Da scarti a energia pulita: il teleriscaldamento è “green

Da scarti industriali a energia ecosostenibile per rifornire il territorio. Un operazione che avrà ricadute positive sull’ambiente e anche sulle tasche dei castegnatesi. Le nuove modalità della rete di teleriscaldamento, alimentata dai reflui termici della Reboldi Fonderie, sono state presentate lunedì. Un progetto nato dalla partnership pubblico-privata tra Cogeme e la storica azienda e soprattutto, un nuovo passo nell’era dell’economia circolare.

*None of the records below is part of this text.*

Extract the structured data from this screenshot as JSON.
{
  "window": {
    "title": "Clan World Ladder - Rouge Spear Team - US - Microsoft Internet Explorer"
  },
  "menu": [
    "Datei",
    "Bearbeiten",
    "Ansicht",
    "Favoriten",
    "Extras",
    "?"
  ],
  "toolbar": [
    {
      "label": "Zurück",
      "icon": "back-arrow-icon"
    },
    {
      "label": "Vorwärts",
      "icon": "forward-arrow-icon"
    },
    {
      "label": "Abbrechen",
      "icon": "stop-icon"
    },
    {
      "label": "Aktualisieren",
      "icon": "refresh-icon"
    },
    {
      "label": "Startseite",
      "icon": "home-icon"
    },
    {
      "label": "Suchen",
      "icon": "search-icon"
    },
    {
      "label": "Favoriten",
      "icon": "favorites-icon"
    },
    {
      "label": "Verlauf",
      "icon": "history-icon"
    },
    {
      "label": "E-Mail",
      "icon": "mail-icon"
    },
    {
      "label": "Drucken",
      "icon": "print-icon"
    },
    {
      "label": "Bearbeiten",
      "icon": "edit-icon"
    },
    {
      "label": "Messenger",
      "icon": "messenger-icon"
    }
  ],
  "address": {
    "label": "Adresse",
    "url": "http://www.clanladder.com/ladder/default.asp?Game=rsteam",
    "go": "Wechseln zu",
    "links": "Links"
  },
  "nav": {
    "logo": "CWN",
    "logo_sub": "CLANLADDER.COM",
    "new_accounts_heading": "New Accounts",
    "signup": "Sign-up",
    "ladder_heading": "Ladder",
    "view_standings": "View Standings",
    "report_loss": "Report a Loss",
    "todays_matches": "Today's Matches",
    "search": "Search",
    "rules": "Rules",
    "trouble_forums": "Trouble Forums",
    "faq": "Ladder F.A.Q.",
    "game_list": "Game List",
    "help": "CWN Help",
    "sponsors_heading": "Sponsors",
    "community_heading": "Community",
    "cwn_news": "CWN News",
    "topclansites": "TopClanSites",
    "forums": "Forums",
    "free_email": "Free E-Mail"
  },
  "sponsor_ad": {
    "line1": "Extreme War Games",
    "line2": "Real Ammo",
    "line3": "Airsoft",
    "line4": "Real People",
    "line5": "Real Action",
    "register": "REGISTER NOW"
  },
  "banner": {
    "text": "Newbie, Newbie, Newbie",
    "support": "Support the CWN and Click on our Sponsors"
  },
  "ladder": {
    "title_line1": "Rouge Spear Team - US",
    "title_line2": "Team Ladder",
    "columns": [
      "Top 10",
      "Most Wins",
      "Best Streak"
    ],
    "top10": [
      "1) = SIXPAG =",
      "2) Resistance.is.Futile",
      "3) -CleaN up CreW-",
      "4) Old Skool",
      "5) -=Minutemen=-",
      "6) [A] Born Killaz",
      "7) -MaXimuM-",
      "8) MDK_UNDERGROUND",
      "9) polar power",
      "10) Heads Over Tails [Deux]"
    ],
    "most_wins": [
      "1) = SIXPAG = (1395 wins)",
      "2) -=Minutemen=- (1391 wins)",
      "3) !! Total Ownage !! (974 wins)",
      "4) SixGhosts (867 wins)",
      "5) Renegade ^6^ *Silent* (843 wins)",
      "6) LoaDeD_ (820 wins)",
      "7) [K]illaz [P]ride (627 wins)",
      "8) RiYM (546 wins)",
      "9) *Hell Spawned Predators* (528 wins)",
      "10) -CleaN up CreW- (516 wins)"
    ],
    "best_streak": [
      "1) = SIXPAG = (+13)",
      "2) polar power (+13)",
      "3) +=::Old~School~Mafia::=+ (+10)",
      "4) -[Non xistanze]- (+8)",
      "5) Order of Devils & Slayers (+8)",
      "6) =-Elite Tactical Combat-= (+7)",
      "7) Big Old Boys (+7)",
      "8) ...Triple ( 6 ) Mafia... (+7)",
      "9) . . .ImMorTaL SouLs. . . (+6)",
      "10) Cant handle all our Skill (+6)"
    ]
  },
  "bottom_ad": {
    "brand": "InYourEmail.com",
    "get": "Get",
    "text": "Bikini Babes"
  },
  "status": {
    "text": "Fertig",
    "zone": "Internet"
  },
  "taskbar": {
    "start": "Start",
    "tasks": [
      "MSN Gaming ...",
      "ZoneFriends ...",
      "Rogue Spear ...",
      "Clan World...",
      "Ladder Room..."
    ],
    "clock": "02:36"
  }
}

Efficientamento energetico

Efficienza e zero sprechi. Queste le linee guida dell’intervento che, dal 3 aprile, rifornisce con l’energia termica recuperata dagli scarti non riutilizzabili della fonderia gli edifici  pubblici del paese e, inoltre, le oltre 300 utenze domestiche già allacciate alla rete. “Le dispersioni termiche generate dai forni fusori dei rottami di alluminio verranno convogliate all’interno di un recuperatore di aria e acqua surriscaldata – ha spiegato Paolo Tarantino, direttore tecnico di Cogeme Stl. “La sottostazione di scambio termico cederà l’energia termica alla rete comunale per renderla direttamente disponibile alle utenze civili allacciate”.